ANDREASMAIR (INNSBRUCK)

Einer bekannten Charakterisierung zufolge handelt es sich beim Europarecht um „Fallrecht reinsten Wassers“. Diese Beschreibung lässt sich ohne Weiteres auch auf den Bereich des Europäischen Arbeitsrechts übertragen. Zwar zeichnet sich dieses – neben den primärrechtlichen Grundlagen und Bezügen – durch einen mittlerweile doch umfangreichen Korpus an sekundärrechtlichen Regelungen in Gestalt von Verordnungen und Richtlinien aus, dennoch obliegt es vor allem dem EuGH, in seinem Fallrecht die Konturen des Europäischen Arbeitsrechts sichtbar zu machen. Es ist daher verdienstvoll, wenn Glowacka/Kullmann mit dem zu besprechenden Werk die einschlägige Judikatur des EuGH in den Blick nehmen, gelingt es den Autorinnen dadurch doch, ein eindrucksvolles Bild vom Kosmos des Europäischen Arbeitsrechts in seiner durch den EuGH in jahrzehntelanger Rsp geprägten Ausformung zu zeichnen.

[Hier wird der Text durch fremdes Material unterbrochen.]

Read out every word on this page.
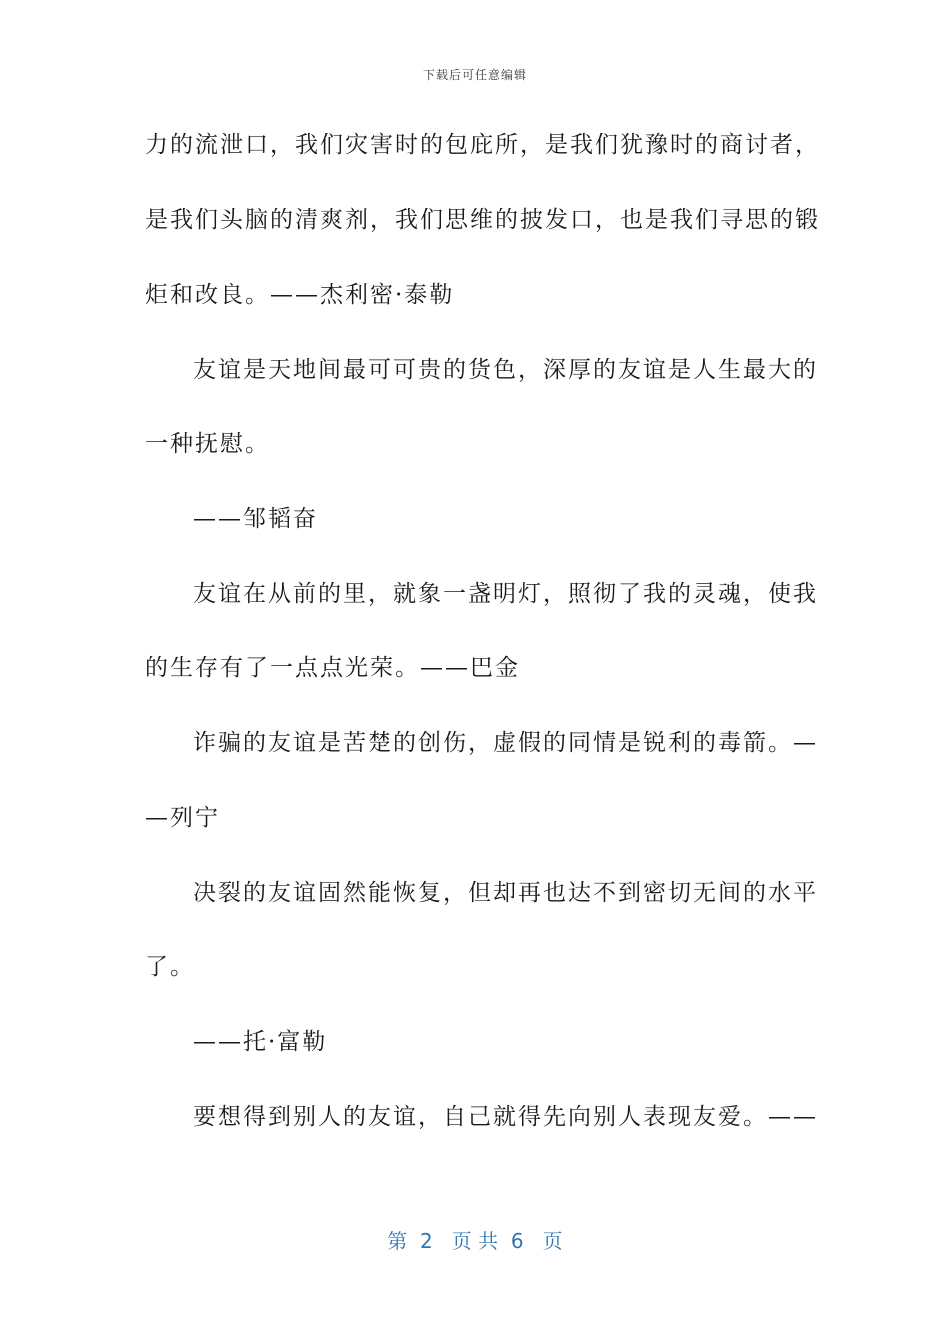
下载后可任意编辑
力的流泄口，我们灾害时的包庇所，是我们犹豫时的商讨者，
是我们头脑的清爽剂，我们思维的披发口，也是我们寻思的锻
炬和改良。——杰利密·泰勒
友谊是天地间最可可贵的货色，深厚的友谊是人生最大的
一种抚慰。
——邹韬奋
友谊在从前的里，就象一盏明灯，照彻了我的灵魂，使我
的生存有了一点点光荣。——巴金
诈骗的友谊是苦楚的创伤，虚假的同情是锐利的毒箭。—
—列宁
决裂的友谊固然能恢复，但却再也达不到密切无间的水平
了。
——托·富勒
要想得到别人的友谊，自己就得先向别人表现友爱。——
第  2   页 共  6   页
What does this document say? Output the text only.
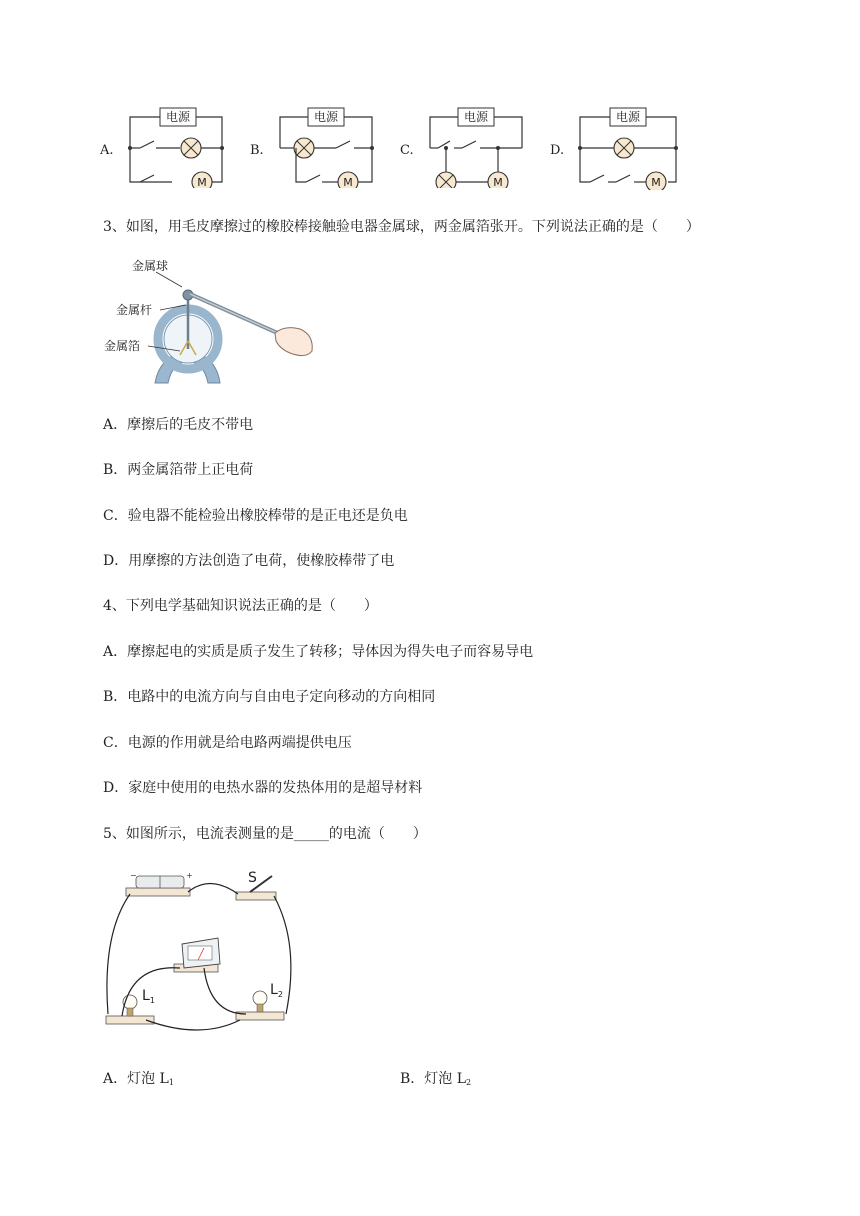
A.
电源
M
B.
电源
M
C.
电源
M
D.
电源
M
3、如图，用毛皮摩擦过的橡胶棒接触验电器金属球，两金属箔张开。下列说法正确的是（　　）
金属球
金属杆
金属箔
A．摩擦后的毛皮不带电
B．两金属箔带上正电荷
C．验电器不能检验出橡胶棒带的是正电还是负电
D．用摩擦的方法创造了电荷，使橡胶棒带了电
4、下列电学基础知识说法正确的是（　　）
A．摩擦起电的实质是质子发生了转移；导体因为得失电子而容易导电
B．电路中的电流方向与自由电子定向移动的方向相同
C．电源的作用就是给电路两端提供电压
D．家庭中使用的电热水器的发热体用的是超导材料
5、如图所示，电流表测量的是_____的电流（　　）
−	+	S
$L_1$
$L_2$
A．灯泡 $L_1$	B．灯泡 $L_2$
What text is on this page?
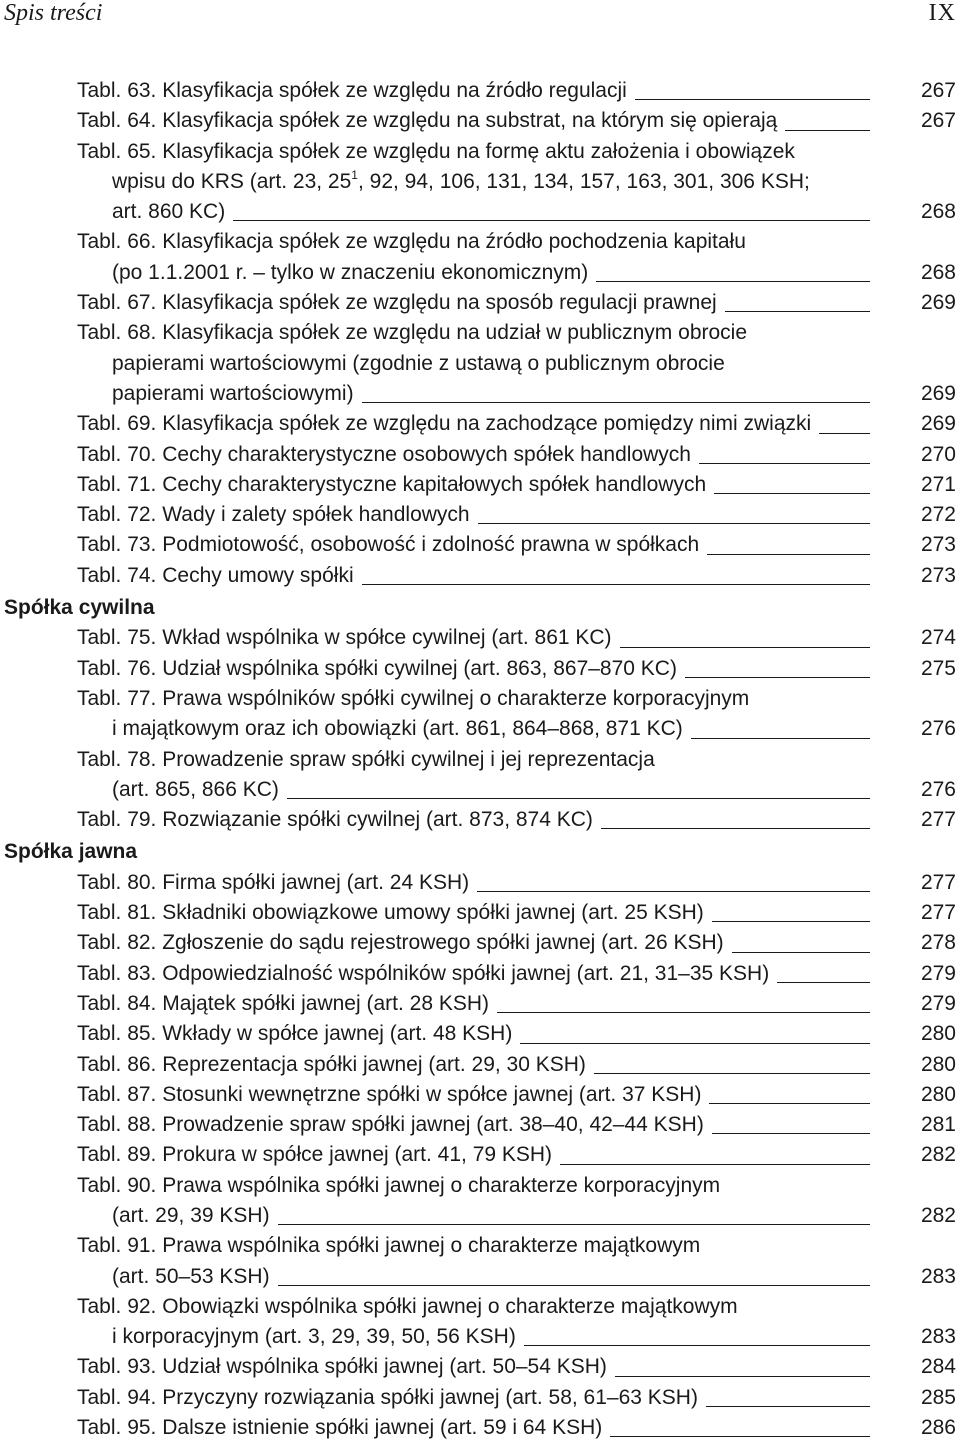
Spis treści	IX
Tabl. 63. Klasyfikacja spółek ze względu na źródło regulacji	267
Tabl. 64. Klasyfikacja spółek ze względu na substrat, na którym się opierają	267
Tabl. 65. Klasyfikacja spółek ze względu na formę aktu założenia i obowiązek
wpisu do KRS (art. 23, $25^1$, 92, 94, 106, 131, 134, 157, 163, 301, 306 KSH;
art. 860 KC)	268
Tabl. 66. Klasyfikacja spółek ze względu na źródło pochodzenia kapitału
(po 1.1.2001 r. – tylko w znaczeniu ekonomicznym)	268
Tabl. 67. Klasyfikacja spółek ze względu na sposób regulacji prawnej	269
Tabl. 68. Klasyfikacja spółek ze względu na udział w publicznym obrocie
papierami wartościowymi (zgodnie z ustawą o publicznym obrocie
papierami wartościowymi)	269
Tabl. 69. Klasyfikacja spółek ze względu na zachodzące pomiędzy nimi związki	269
Tabl. 70. Cechy charakterystyczne osobowych spółek handlowych	270
Tabl. 71. Cechy charakterystyczne kapitałowych spółek handlowych	271
Tabl. 72. Wady i zalety spółek handlowych	272
Tabl. 73. Podmiotowość, osobowość i zdolność prawna w spółkach	273
Tabl. 74. Cechy umowy spółki	273
Spółka cywilna
Tabl. 75. Wkład wspólnika w spółce cywilnej (art. 861 KC)	274
Tabl. 76. Udział wspólnika spółki cywilnej (art. 863, 867–870 KC)	275
Tabl. 77. Prawa wspólników spółki cywilnej o charakterze korporacyjnym
i majątkowym oraz ich obowiązki (art. 861, 864–868, 871 KC)	276
Tabl. 78. Prowadzenie spraw spółki cywilnej i jej reprezentacja
(art. 865, 866 KC)	276
Tabl. 79. Rozwiązanie spółki cywilnej (art. 873, 874 KC)	277
Spółka jawna
Tabl. 80. Firma spółki jawnej (art. 24 KSH)	277
Tabl. 81. Składniki obowiązkowe umowy spółki jawnej (art. 25 KSH)	277
Tabl. 82. Zgłoszenie do sądu rejestrowego spółki jawnej (art. 26 KSH)	278
Tabl. 83. Odpowiedzialność wspólników spółki jawnej (art. 21, 31–35 KSH)	279
Tabl. 84. Majątek spółki jawnej (art. 28 KSH)	279
Tabl. 85. Wkłady w spółce jawnej (art. 48 KSH)	280
Tabl. 86. Reprezentacja spółki jawnej (art. 29, 30 KSH)	280
Tabl. 87. Stosunki wewnętrzne spółki w spółce jawnej (art. 37 KSH)	280
Tabl. 88. Prowadzenie spraw spółki jawnej (art. 38–40, 42–44 KSH)	281
Tabl. 89. Prokura w spółce jawnej (art. 41, 79 KSH)	282
Tabl. 90. Prawa wspólnika spółki jawnej o charakterze korporacyjnym
(art. 29, 39 KSH)	282
Tabl. 91. Prawa wspólnika spółki jawnej o charakterze majątkowym
(art. 50–53 KSH)	283
Tabl. 92. Obowiązki wspólnika spółki jawnej o charakterze majątkowym
i korporacyjnym (art. 3, 29, 39, 50, 56 KSH)	283
Tabl. 93. Udział wspólnika spółki jawnej (art. 50–54 KSH)	284
Tabl. 94. Przyczyny rozwiązania spółki jawnej (art. 58, 61–63 KSH)	285
Tabl. 95. Dalsze istnienie spółki jawnej (art. 59 i 64 KSH)	286
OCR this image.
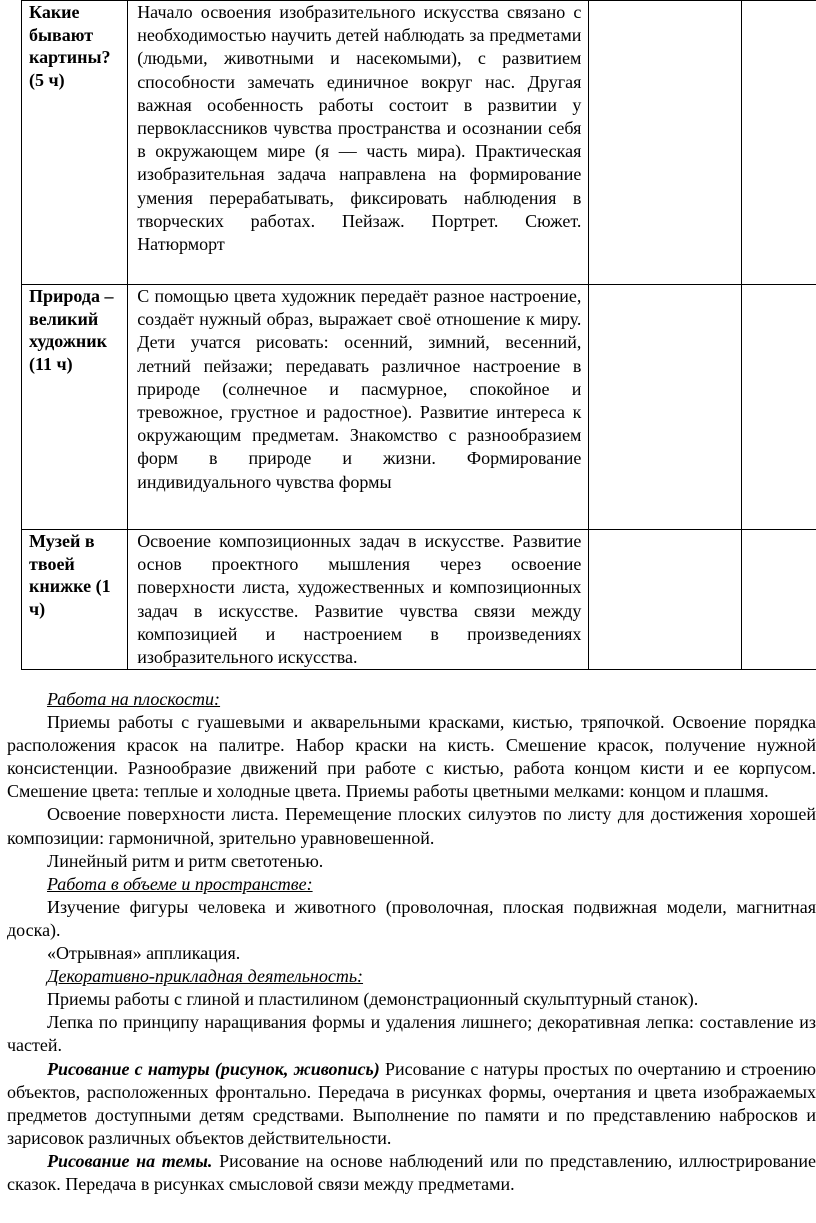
Какие бывают картины? (5 ч)	Начало освоения изобразительного искусства связано с необходимостью научить детей наблюдать за предметами (людьми, животными и насекомыми), с развитием способности замечать единичное вокруг нас. Другая важная особенность работы состоит в развитии у первоклассников чувства пространства и осознании себя в окружающем мире (я — часть мира). Практическая изобразительная задача направлена на формирование умения перерабатывать, фиксировать наблюдения в творческих работах. Пейзаж. Портрет. Сюжет. Натюрморт		
Природа – великий художник (11 ч)	С помощью цвета художник передаёт разное настроение, создаёт нужный образ, выражает своё отношение к миру. Дети учатся рисовать: осенний, зимний, весенний, летний пейзажи; передавать различное настроение в природе (солнечное и пасмурное, спокойное и тревожное, грустное и радостное). Развитие интереса к окружающим предметам. Знакомство с разнообразием форм в природе и жизни. Формирование индивидуального чувства формы		
Музей в твоей книжке (1 ч)	Освоение композиционных задач в искусстве. Развитие основ проектного мышления через освоение поверхности листа, художественных и композиционных задач в искусстве. Развитие чувства связи между композицией и настроением в произведениях изобразительного искусства.		

Работа на плоскости:

Приемы работы с гуашевыми и акварельными красками, кистью, тряпочкой. Освоение порядка расположения красок на палитре. Набор краски на кисть. Смешение красок, получение нужной консистенции. Разнообразие движений при работе с кистью, работа концом кисти и ее корпусом. Смешение цвета: теплые и холодные цвета. Приемы работы цветными мелками: концом и плашмя.

Освоение поверхности листа. Перемещение плоских силуэтов по листу для достижения хорошей композиции: гармоничной, зрительно уравновешенной.

Линейный ритм и ритм светотенью.

Работа в объеме и пространстве:

Изучение фигуры человека и животного (проволочная, плоская подвижная модели, магнитная доска).

«Отрывная» аппликация.

Декоративно-прикладная деятельность:

Приемы работы с глиной и пластилином (демонстрационный скульптурный станок).

Лепка по принципу наращивания формы и удаления лишнего; декоративная лепка: составление из частей.

Рисование с натуры (рисунок, живопись) Рисование с натуры простых по очертанию и строению объектов, расположенных фронтально. Передача в рисунках формы, очертания и цвета изображаемых предметов доступными детям средствами. Выполнение по памяти и по представлению набросков и зарисовок различных объектов действительности.

Рисование на темы. Рисование на основе наблюдений или по представлению, иллюстрирование сказок. Передача в рисунках смысловой связи между предметами.
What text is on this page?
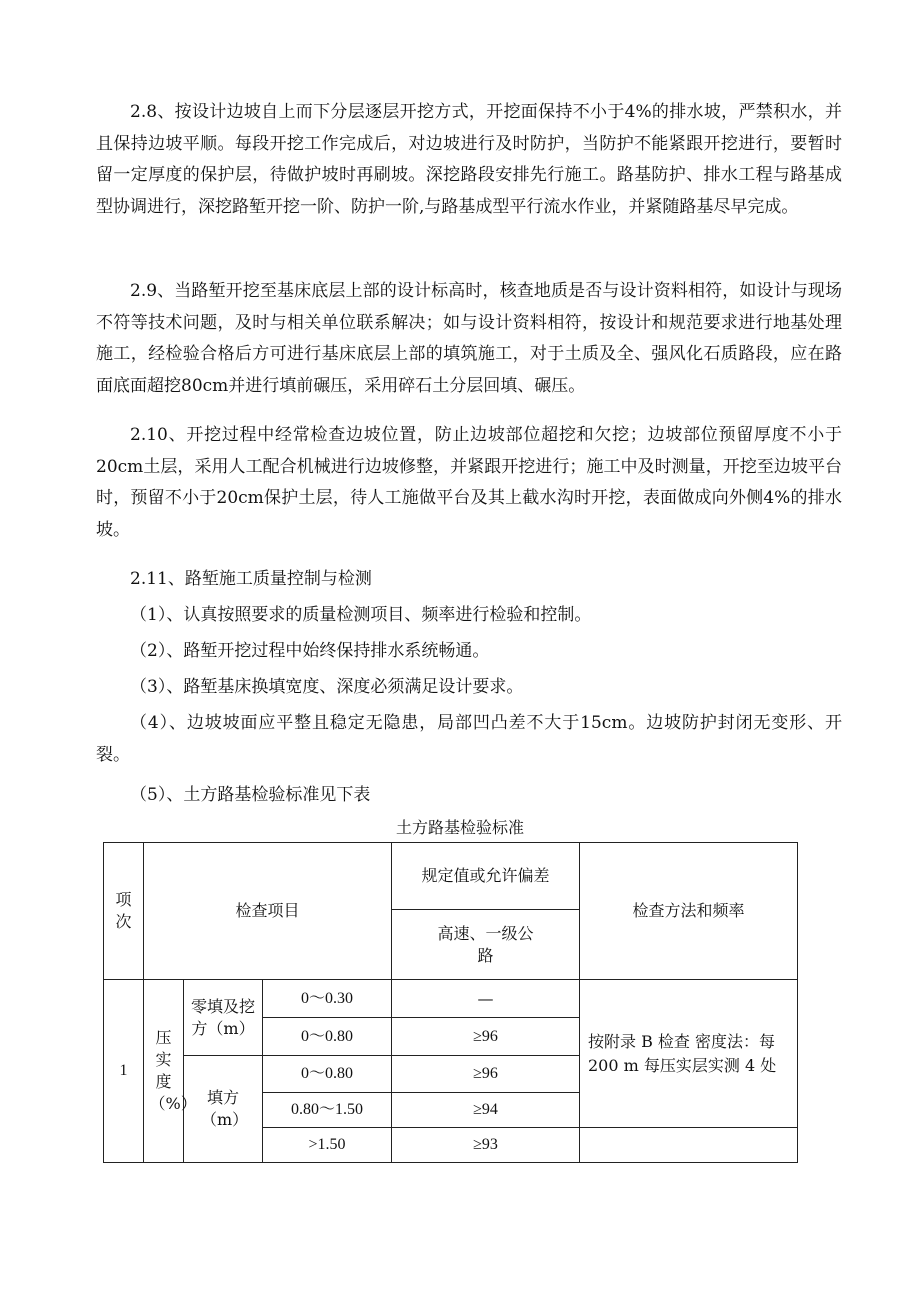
2.8、按设计边坡自上而下分层逐层开挖方式，开挖面保持不小于4%的排水坡，严禁积水，并且保持边坡平顺。每段开挖工作完成后，对边坡进行及时防护，当防护不能紧跟开挖进行，要暂时留一定厚度的保护层，待做护坡时再刷坡。深挖路段安排先行施工。路基防护、排水工程与路基成型协调进行，深挖路堑开挖一阶、防护一阶,与路基成型平行流水作业，并紧随路基尽早完成。

2.9、当路堑开挖至基床底层上部的设计标高时，核查地质是否与设计资料相符，如设计与现场不符等技术问题，及时与相关单位联系解决；如与设计资料相符，按设计和规范要求进行地基处理施工，经检验合格后方可进行基床底层上部的填筑施工，对于土质及全、强风化石质路段，应在路面底面超挖80cm并进行填前碾压，采用碎石土分层回填、碾压。

2.10、开挖过程中经常检查边坡位置，防止边坡部位超挖和欠挖；边坡部位预留厚度不小于20cm土层，采用人工配合机械进行边坡修整，并紧跟开挖进行；施工中及时测量，开挖至边坡平台时，预留不小于20cm保护土层，待人工施做平台及其上截水沟时开挖，表面做成向外侧4%的排水坡。

2.11、路堑施工质量控制与检测

（1）、认真按照要求的质量检测项目、频率进行检验和控制。

（2）、路堑开挖过程中始终保持排水系统畅通。

（3）、路堑基床换填宽度、深度必须满足设计要求。

（4）、边坡坡面应平整且稳定无隐患，局部凹凸差不大于15cm。边坡防护封闭无变形、开裂。

（5）、土方路基检验标准见下表

土方路基检验标准
项次	检查项目			规定值或允许偏差	检查方法和频率

				高速、一级公路	

1	压实度（%）	零填及挖方（m）	0～0.30	—	按附录 B 检查 密度法：每 200 m 每压实层实测 4 处
			0～0.80	≥96	

		填方（m）	0～0.80	≥96	
			0.80～1.50	≥94	
			>1.50	≥93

Folgerichtig ist das Gesamtwerk in zwei Bände aufgeteilt. Der erste Band enthält die thematisch gegliederten zentralen Judikate des EuGH, konzentriert auf deren Kernaussagen. Im zweiten Band finden sich – parallel zur Strukturierung des ersten Bandes – erläuternde Ausführungen, wobei diese bei den einzelnen Themengebieten jeweils mit einer Darstellung der einschlägigen Rechtsgrundlagen beginnen. Daran anschließend werden die in weiterer Folge vorgestellten EuGH-Entscheidungen benannt, dies gefolgt von einer Präsentation von Literaturstellen, wobei diese nicht nur auf die österreichische Literatur beschränkt ist, sondern in besonders verdienstvoller Weise auch deutsche und internationale Literaturstellen angeführt werden. Danach findet sich ein Punkt, der seiner Überschrift zufolge kritische Fragen zu den Entscheidungen des EuGH formuliert, wobei mE nicht alle unter diesem Punkt gestellten Fragen das Prädikat „kritisch“ iS einer analytischen Anfrage an die Stimmigkeit, Nachvollziehbarkeit und dogmatischen Stringenz der Entscheidungen des EuGH verdienen, da sich vielfach Fragen finden, die eher als Wissensfragen (zB „Wer ist AN iSd Art 45 AEUV?“ [S 3] oder „In welcher Höhe gebührt die Entgeltfortzahlung im Schwangerschaftsfall?“ [S 152]) oder als Kontrollfragen (zB „Kann unmittelbare Diskriminierung auf ein Merkmal gestützt werden, welches die Klägerin selbst nicht aufweist?“ [S 71] oder „Kommt der Niederlassungsfreiheit eine horizontale Direktwirkung zu?“ [S 123]) zu kategorisieren wären, was nicht zu beanstanden ist, richtet sich das Werk doch ua an Studierende und soll somit auch zu Lehrzwecken verwendbar sein. Abschließend werden unter dem Punkt „Sukkus“ die zentralen Aussagen der themeneinschlägigen EuGH-Judikate angeführt, wobei sich manches Mal bei einzelnen Entscheidungen zusätzliche Anmerkungen, Bewertungen oder Einordnungen finden, die zwar das Verständnis der Judikaturaussagen erleichtern (etwa S 19 Rz 13, S 85 Rz 56 oder S 187 Rz 17), mE aber gewisse Überschneidungen mit dem Punkt „kritische Fragen“ aufweisen (siehe etwa S 105 Rz 153).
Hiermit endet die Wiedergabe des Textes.